Pebble broke Kickstarter records when it received over $10,000,000 in pledges back in 2012. With its black and white e-paper display, the time is always visible, and battery life can last for up to a week. There’s even a new metal version available called Pebble Steel for people who felt the plastic original just didn’t look fashionable enough.
3. Galaxy Gear
Samsung’s Galaxy Gear is a peculiar device. It costs $299, twice the price of the Pebble and $100 more than the Sony SmartWatch 2, yet it only pairs with Samsung Galaxy devices. Its battery life also only lasts for just one day. It has a quirky interface, but if you want a watch with a camera, this has one tucked inside its wristband.
4. Qualcomm Toq
Like the Pebble, the Qualcomm Toq also uses an always-on, e-paper display. The Toq shakes things up by being able to handle more than two colors. It’s cool but pricey. Like the Galaxy Gear, it currently costs $299.
5. Omate TrueSmart
Most smart watches need to pair with a smartphone to do pretty much anything. This isn’t the case with the Omate TrueSmart.
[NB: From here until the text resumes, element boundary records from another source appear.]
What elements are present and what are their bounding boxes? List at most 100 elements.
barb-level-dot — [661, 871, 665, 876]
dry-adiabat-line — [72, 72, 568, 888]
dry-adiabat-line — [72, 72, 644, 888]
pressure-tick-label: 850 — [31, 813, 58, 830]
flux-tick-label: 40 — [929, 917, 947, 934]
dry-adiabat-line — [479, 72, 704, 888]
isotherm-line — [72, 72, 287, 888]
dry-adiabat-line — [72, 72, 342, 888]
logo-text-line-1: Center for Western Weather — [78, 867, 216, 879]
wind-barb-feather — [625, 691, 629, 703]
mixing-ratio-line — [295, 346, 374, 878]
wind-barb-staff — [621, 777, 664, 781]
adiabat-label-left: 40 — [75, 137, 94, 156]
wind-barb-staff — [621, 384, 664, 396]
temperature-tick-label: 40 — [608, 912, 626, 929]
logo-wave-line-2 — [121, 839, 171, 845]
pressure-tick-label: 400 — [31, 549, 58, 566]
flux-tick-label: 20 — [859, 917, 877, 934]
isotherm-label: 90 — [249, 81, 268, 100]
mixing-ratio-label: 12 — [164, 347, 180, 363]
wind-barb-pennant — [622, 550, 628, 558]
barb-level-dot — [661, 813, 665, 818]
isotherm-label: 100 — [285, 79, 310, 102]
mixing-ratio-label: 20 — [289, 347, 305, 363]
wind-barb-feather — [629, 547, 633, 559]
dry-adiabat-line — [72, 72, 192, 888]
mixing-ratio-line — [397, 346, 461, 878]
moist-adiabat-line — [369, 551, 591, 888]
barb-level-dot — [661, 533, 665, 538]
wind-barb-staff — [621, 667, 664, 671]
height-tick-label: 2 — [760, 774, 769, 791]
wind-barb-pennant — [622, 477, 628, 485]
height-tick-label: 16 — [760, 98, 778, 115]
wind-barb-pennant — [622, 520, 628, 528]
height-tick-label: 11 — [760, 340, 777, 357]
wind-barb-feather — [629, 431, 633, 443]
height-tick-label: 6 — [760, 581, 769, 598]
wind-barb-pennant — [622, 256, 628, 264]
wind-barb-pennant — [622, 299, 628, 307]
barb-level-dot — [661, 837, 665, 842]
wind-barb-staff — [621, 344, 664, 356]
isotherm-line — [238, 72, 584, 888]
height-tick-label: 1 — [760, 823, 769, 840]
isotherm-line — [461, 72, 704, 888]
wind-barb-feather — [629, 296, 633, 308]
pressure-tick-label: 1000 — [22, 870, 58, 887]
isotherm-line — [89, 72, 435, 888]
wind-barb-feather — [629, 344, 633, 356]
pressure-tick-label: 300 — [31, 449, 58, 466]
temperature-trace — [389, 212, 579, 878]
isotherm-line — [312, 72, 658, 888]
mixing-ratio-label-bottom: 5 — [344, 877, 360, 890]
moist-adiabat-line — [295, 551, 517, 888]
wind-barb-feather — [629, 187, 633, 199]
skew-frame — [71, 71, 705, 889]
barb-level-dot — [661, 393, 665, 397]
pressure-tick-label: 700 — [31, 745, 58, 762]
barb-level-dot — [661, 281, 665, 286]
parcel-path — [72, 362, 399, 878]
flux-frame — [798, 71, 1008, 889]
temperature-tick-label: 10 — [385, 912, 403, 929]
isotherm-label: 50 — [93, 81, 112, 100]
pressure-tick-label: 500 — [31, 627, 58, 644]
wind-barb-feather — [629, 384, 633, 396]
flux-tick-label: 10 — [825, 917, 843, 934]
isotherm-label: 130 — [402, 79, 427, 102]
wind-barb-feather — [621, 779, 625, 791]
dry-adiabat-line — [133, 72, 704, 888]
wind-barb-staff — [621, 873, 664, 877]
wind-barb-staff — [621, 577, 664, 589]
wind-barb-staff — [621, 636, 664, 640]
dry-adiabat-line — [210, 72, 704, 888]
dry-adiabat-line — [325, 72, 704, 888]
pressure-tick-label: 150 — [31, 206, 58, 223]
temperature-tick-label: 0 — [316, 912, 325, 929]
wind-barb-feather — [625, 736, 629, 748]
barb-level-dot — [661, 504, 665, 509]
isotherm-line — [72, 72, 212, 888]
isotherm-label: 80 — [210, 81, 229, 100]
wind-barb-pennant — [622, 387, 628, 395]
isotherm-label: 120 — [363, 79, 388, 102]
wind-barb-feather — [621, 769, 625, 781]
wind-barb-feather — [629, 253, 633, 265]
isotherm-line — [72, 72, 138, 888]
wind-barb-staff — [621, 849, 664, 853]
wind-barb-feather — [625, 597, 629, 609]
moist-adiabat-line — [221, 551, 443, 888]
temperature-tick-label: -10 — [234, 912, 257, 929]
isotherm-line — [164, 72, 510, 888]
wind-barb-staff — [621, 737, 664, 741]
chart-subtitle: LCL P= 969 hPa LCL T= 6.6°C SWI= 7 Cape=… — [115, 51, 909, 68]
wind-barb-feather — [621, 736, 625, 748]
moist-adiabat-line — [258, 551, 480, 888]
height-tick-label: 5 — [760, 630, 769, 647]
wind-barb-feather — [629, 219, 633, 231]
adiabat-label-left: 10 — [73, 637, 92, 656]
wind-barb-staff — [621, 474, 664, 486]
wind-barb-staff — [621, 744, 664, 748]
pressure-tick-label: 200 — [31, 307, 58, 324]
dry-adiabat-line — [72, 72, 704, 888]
This watch is more of a tiny smartphone strapped to your wrist, one that’s even capable of making phone calls without having a device paired. It runs a build of Android custom-made for its small screen, which allows for more functionality. Though the TrueSmart does come with an extra deal of bulk as a result.
6. Neptune Pine
Neptune Pine takes the same approach that the Omate TrueSmart does. This is much more than a nifty way to stay on top of notifications. This is a full build of Android with enough screen real estate to fire up a virtual keyboard. It will have a camera for making video calls, functional GPS, and all the internals it needs to function as an actual phone when it eventually hits the market.
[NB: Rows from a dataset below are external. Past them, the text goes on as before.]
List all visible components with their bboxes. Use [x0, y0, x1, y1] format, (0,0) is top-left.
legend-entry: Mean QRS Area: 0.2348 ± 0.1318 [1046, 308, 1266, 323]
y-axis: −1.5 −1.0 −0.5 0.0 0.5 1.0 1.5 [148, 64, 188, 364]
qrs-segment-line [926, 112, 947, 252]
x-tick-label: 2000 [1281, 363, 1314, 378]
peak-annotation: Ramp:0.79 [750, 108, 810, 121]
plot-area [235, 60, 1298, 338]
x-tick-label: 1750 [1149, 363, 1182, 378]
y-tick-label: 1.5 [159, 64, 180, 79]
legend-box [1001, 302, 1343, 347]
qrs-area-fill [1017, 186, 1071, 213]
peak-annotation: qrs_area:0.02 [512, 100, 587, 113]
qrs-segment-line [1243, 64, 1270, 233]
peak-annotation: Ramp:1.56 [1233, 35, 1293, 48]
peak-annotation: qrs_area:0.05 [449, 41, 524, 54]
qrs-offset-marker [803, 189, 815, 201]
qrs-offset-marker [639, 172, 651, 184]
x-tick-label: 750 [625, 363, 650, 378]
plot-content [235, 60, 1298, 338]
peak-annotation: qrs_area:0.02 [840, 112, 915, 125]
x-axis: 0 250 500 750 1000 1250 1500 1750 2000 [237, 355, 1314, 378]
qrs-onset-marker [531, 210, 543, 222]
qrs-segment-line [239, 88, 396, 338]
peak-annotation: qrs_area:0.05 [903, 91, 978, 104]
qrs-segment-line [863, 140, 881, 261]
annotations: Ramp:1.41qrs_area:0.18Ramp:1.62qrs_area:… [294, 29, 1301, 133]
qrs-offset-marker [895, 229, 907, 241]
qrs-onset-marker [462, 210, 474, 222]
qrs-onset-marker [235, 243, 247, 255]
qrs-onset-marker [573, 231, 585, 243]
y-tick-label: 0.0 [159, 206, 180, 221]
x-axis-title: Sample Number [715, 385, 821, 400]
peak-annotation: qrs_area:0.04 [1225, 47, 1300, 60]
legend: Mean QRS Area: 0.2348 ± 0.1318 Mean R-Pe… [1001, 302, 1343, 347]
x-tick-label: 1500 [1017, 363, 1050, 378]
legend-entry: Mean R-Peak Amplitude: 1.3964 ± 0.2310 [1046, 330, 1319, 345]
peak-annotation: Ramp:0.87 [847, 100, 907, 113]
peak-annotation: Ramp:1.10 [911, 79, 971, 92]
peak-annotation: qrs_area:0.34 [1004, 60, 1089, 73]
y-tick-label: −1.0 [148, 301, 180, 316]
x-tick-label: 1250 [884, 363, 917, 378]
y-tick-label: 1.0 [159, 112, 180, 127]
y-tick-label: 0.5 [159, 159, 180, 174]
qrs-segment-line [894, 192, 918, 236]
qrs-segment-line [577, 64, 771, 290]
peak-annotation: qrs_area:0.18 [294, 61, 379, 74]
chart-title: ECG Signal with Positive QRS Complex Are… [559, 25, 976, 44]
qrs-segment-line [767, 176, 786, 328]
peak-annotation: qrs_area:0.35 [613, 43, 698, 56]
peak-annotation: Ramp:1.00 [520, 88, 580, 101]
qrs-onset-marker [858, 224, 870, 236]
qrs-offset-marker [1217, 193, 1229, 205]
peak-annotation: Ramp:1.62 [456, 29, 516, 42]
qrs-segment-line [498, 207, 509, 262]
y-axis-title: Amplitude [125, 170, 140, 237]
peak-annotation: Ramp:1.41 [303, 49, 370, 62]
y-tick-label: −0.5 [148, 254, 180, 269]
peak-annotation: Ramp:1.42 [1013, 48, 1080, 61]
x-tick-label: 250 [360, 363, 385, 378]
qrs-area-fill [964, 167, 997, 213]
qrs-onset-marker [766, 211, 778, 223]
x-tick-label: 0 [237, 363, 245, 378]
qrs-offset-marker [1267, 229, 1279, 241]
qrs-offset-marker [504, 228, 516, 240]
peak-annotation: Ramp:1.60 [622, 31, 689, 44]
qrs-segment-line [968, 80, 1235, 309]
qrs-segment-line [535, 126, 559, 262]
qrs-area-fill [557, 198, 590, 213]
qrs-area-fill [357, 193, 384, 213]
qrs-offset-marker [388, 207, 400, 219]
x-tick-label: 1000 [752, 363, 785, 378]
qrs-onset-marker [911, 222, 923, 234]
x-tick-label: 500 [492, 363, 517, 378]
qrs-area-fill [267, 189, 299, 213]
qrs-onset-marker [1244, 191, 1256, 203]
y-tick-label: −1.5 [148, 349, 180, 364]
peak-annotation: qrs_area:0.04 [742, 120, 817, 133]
Kreyos is similar to Pebble, but it tries to aim at an even more active audience. It has a sports mode, activity trackers, even more sensors, and a similar monochrome display that allows for up to a week of battery life. It should also support voice commands and gesture control once it goes up for sale.
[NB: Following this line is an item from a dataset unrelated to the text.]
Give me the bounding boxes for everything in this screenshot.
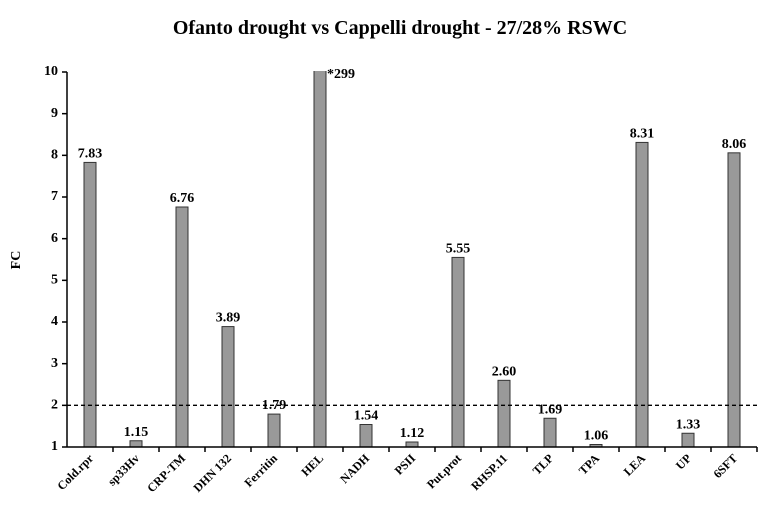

Agent, too, is similar to Pebble. We’re talking a black and white display, the need for a smartphone to perform most functions, and a relatively small design. What sets it apart? Qi wireless charging, for starters.
9. HOT Watch
HOT Watch is another smart watch than ran a successful Kickstarter campaign. It has an e-paper display, a slim (8mm) body, plenty of included apps, and, perhaps most interestingly, the ability to hold a conversation by cupping your hand over your ear.
10. Fitbit Force
The Fitbit Force isn’t your typical smart watch. Actually, it’s a fitness activity tracker, and Fitbit doesn’t even market the product as a watch of any kind. But unlike the Fitbit Flex, the Force has a digital clock in additional to its other features. This effectively makes it a smart watch, and with its slim form factor, it might just be the one for you.
This isn’t an exhaustive list, but it includes many of the biggest names out and some of the more promising options coming in the months ahead. There’s a great deal of diversity among these ten devices, and they hint at the kind of innovation we can expect to see throughout 2014.